Avec une telle intro costardée, cela ne va pas «post-attirer» l'amateur de doom du Néanderthal. Il aurait tort de s'attarder au mauvais trait d'esprit d'un chroniqueur fatigué, car il raterait certainement une trouvaille des plus intéressantes. Pour un premier album, c'est une vraie réussite de diversité et de suites de mélodies ultra accrocheuses, mariant le chant agressif (deux tons différents de growl, un classique et un plus déchiré, et plus rare aussi, tendant vers le death/black) et le chant clair, sorte de mélange extrèmement improbable entre The Mission et Bon Jovi, avec un juste équilibre et saupoudrant le tout des gras et lourds riffs typiques du doom, de discrète guitare acoustique et de hautbois. A ce propos le chroniqueur vous apprend, comme il l'a appris lui-même, que cela se dit oboe en british.
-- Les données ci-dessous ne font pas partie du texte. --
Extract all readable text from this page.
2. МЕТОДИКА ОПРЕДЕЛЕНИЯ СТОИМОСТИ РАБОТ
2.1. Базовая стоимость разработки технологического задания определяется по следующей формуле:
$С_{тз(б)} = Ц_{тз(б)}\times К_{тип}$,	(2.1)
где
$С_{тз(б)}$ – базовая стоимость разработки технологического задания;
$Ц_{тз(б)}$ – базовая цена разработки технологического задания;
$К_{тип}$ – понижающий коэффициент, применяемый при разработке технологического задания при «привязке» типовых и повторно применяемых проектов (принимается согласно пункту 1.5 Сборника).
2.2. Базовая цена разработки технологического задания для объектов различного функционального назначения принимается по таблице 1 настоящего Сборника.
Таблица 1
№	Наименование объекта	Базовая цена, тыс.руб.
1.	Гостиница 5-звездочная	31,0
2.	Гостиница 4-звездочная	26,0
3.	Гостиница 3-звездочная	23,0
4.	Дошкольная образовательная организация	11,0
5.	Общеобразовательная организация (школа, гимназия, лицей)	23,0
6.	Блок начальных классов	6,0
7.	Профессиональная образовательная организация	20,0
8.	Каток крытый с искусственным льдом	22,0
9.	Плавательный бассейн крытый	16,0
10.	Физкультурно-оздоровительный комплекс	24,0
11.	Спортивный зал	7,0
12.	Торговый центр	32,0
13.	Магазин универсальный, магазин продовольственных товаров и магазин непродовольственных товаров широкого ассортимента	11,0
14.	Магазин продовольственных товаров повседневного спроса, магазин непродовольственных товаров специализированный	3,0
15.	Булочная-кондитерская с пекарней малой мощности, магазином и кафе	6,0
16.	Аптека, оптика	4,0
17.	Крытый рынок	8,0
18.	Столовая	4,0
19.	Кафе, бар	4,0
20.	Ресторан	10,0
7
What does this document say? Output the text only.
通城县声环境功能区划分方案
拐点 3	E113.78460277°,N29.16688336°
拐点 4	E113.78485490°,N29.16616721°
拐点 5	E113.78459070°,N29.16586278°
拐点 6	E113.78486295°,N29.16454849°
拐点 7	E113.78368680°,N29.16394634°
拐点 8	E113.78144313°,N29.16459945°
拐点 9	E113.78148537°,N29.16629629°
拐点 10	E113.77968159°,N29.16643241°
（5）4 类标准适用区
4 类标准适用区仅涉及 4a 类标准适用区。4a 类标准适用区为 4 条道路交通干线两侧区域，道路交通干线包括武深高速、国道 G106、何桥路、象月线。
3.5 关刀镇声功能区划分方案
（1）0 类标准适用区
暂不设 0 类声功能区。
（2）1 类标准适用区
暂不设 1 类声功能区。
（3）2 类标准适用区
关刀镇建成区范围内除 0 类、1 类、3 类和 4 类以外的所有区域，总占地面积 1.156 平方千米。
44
Le groupe se réclame de quatre influences majeures qui sont dans le désordre Opeth, Tiamat, Amorphis et Orphanage. Opeth est recevable, ne serait-ce que par l'alternance vocale, mais aussi par le côté mariage du death et du progressif, voire encore par la présence de multiples plans par titre. Cela étant, on est assez loin de la complexité, de la technique d'Opeth et de leur science du break. Tiamat est encore plus recevable, surtout si l'on se réfère à Wildhoney dans son côté parfois aérien et ses chants limite murmurés à certains moments. Orphanage restera sans avis (chroniqueur pas assez calé), et Amorphis (chroniqueur très calé en revanche sur la période doom-death des finlandais) recueillera un avis très négatif, n'ayant rien trouvé de commun bien qu'ayant cherché.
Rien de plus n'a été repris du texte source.